Le trouble schizotypique [F21] est sensiblement décrit par les mêmes critères que ceux du DSM-IV dans la section schizophrénie, trouble schizotypique et troubles délirants de la CIM-10 (OMS, 1993). Il existe toutefois deux critères qui n’ont pas d’équivalents dans le DSM-IV, l’un concernant l’existence de possibles ruminations pseudo-obsessionnelles et l’autre concernant la possibilité de survenue, habituellement sans facteur déclenchant extérieur, d’épisodes transitoires quasi psychotiques avec des illusions intenses, des hallucinations auditives ou autres, et des idées pseudo-délirantes.

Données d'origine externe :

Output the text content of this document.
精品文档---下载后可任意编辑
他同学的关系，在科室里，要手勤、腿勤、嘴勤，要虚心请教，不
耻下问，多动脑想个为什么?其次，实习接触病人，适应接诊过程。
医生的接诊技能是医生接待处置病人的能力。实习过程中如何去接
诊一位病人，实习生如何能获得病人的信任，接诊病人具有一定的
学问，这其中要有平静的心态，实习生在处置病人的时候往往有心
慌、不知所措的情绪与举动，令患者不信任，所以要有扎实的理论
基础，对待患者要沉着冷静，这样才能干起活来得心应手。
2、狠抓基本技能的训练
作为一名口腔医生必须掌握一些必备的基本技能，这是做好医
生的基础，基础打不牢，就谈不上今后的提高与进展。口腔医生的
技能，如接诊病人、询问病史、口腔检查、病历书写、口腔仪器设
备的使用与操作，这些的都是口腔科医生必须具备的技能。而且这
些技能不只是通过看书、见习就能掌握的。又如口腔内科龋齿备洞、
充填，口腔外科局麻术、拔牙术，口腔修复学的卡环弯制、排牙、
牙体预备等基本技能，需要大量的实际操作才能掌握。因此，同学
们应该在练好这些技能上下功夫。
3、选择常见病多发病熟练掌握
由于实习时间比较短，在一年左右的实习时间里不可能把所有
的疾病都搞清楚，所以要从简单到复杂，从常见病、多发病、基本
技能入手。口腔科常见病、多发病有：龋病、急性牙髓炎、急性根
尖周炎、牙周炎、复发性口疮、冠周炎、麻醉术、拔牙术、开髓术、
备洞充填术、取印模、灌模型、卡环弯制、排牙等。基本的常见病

En pratique clinique, les individus schizotypiques consultent plus souvent pour des troubles psychiatriques associés, comme l’anxiété et la dépression, que pour les traits de personnalité qui viennent d’être décrits. On estime généralement que 30 à 50 % de ces individus présentent un diagnostic concomitant de trouble dépressif majeur lors d’une hospitalisation et qu’environ 10 % des patients hospitalisés pour un trouble dépressif majeur remplissent les critères d’un trouble de personnalité schizotypique. Par ailleurs, il semble que des épisodes psychotiques très transitoires (de quelques minutes à quelques heures) ou plus durables puissent survenir au cours de l’évolution de ce trouble. La proportion d’individus schizotypiques qui évolueraient vers une schizophrénie manifeste demande toutefois à être précisée davantage, bien que certaines études aient rapporté un risque compris entre 17 et 25 %. Enfin, le trouble schizotypique apparaît fréquemment associé à d’autres troubles de la personnalité tels que la personnalité schizoïde, la personnalité paranoïaque, la personnalité borderline ou la personnalité évitante qui peuvent également en être des diagnostics différentiels. De la même façon, il convient d’écarter les diagnostics de schizophrénie, de troubles autistiques ou d’Asperger dans leurs formes légères.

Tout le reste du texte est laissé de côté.